Toomey Bill Protects Retail Investors From Overzealous Regulators

The ‘meme stock’ craze led to wild fluctuations in stocks like GameStop and AMC prompted calls from some progressive lawmakers to institute new “government-knows-best” regulations. Democratic lawmakers have proposed curtailing certain practices, like banning payment for order flow (PFOF), enhanced filing requirements on short selling, or even imposing a new tax on stock trading. Even Securities and Exchange Commission (SEC) Chairman Gary Gensler recently said banning payment for order flow is “on the table.” While some have been quick to disparage PFOF, lawmakers should acknowledge its pro-consumer benefits that have allowed the near ubiquitous service of commission-free investing apps.
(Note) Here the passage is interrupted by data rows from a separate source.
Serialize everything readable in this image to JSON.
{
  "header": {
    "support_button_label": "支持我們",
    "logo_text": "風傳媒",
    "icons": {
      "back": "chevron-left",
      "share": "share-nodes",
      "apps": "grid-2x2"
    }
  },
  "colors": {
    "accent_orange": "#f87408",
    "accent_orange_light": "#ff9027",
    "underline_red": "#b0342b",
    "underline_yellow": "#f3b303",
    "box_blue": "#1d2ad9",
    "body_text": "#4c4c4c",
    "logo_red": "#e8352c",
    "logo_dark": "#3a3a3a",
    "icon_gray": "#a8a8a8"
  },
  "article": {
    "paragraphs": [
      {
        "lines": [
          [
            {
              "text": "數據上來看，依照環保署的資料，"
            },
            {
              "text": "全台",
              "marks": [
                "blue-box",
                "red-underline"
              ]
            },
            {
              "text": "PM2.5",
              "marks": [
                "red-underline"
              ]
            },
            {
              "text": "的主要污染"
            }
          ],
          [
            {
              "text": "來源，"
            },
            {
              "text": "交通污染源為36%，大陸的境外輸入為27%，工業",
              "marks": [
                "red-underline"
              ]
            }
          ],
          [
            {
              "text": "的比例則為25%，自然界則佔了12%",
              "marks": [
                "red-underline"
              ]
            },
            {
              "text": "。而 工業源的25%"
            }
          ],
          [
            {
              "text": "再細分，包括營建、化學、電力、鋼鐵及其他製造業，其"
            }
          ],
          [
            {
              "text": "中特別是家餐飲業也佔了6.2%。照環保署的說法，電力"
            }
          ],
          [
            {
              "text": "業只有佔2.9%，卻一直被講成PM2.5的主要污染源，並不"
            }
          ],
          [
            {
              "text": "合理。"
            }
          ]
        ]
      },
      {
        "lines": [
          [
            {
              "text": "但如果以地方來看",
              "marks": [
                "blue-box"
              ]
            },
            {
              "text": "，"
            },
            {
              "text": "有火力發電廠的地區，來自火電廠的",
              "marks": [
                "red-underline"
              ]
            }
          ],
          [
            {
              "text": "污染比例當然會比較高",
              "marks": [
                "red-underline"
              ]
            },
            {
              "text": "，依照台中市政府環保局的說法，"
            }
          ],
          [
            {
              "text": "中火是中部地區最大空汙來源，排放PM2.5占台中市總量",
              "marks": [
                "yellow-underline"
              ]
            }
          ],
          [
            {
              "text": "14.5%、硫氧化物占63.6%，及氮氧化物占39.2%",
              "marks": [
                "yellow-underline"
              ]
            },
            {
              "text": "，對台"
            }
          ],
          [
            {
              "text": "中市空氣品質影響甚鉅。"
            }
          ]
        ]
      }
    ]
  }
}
PFOF allows more retail investors to save for their future and participate in the stock market and its prohibition should not be on the table by lawmakers or regulators.

Investing in the stock market can be a daunting task, and with less direct access to brokers and high fees for investing, retail investors historically faced significant barriers to entry. The costs associated with investing have dropped, paving the way for more investors to get involved in the stock market. Similarly, advances in technology allow retail investors to invest with relative ease. In 1985, roughly twenty percent of the Americans invested in the market, compared to fifty-six percent of Americans today. This near tripling of American investors is a positive development that should be celebrated. While several factors likely contributed to the increase in participation, lowering costs and barriers to entry played a major role in expanding the market to more retail investors.

A major reason for the growth in individual investing has come from the rise of online and app-based trading platforms, such as Robinhood. Robinhood has grown to over 20 million users in 2021 and is now generally at the center of PFOF debate. Robinhood, like any other business, must be profitable to continue to provide services for consumers. Rather than charge a commission fee to its users, Robinhood utilizes PFOF to provide a valuable service. PFOF expands investment opportunities to retail investors who may be unable or unwilling to pay commission fees or meet minimum account requirements.

PFOF has been at the center of much of the debate. As an example, here is how PFOF can work:

  • An investor decides to buy a stock;
  • The brokerage sends the trade to a wholesaler or market maker;
  • The market maker can match a buyer and seller or buy/sell the share themselves;
  • The market maker makes a profit on the bid-ask spread and shares part of the profit with the brokerage. From there, the brokerage can pocket the profit and/or pass on the savings to the investor as a price improvement.

This practice essentially allows for the prevalence of commission-free stock trading, but it has been subject to criticism, including that it gives rise to a conflict of interest. To some, the brokerage may be incentivized to boost their bottom line and not find the best execution price. PFOF is subject to the duty of best execution and disclosure requirements. As an SEC report notes, the issues arising from PFOF are difficult to distinguish from those that arise when an integrated broker-dealer, with a retail customer business and a market-making desk, internalizes its own customer order flow. Another criticism of PFOF is that it encourages brokerages to push customers to trade more often, even if it is not in their best interest.

These concerns notwithstanding, consumers should have the ability to choose whether they want to invest in commission-free trading services that use PFOF, or services that are commission-based. The choice to invest should be left to the investor. It may be true that retail investors are less informed than other professional traders, but raising barriers to retail investors would not create more informed investors. Some investors may choose riskier investments, while others opt for safer trades. However, investing should not just be reserved solely for the wealthy.

Thankfully, Senator Pat Toomey (R-PA), Ranking Member on the Senate Banking Committee, has been a vocal proponent of ensuring retail investors maintain access to commission-free investing and recently introduced legislation, the Investor Freedom Act of 2021, that would restrict the SEC from prohibiting PFOF. The SEC Chairman’s openness to banning PFOF is problematic for retail investors and would raise barriers to investing. If PFOF were banned, brokerages would likely impose commission fees on investors to sustain their operations. Making investing harder, more expensive, or less user friendly is not in the best interest of retail investors. Senator Toomey’s legislation would preserve commission-free trading and access to investing for millions of Americans.

“Never let a crisis go to waste” is a common theme in Washington. The widespread adoption of commission-free trading has allowed consumers from all backgrounds and income groups to grow their wealth and save. The newsworthy bits of “meme stocks” dominate the discussion, but it is important to remember that retail investors are able to choose 401(k)s, mutual funds, or other safer options, too. Ultimately, the decision to invest should be left to the consumer, and while lawmakers may have valid concerns about young people investing, lowering barriers to entry is a positive development made possible in part by commission-free trading. Banning PFOF could undo this progress and make it more difficult for retail investors to participate in the stock market. Lawmakers should stand on the side of consumers, retail investors, and taxpayers by passing this important legislation.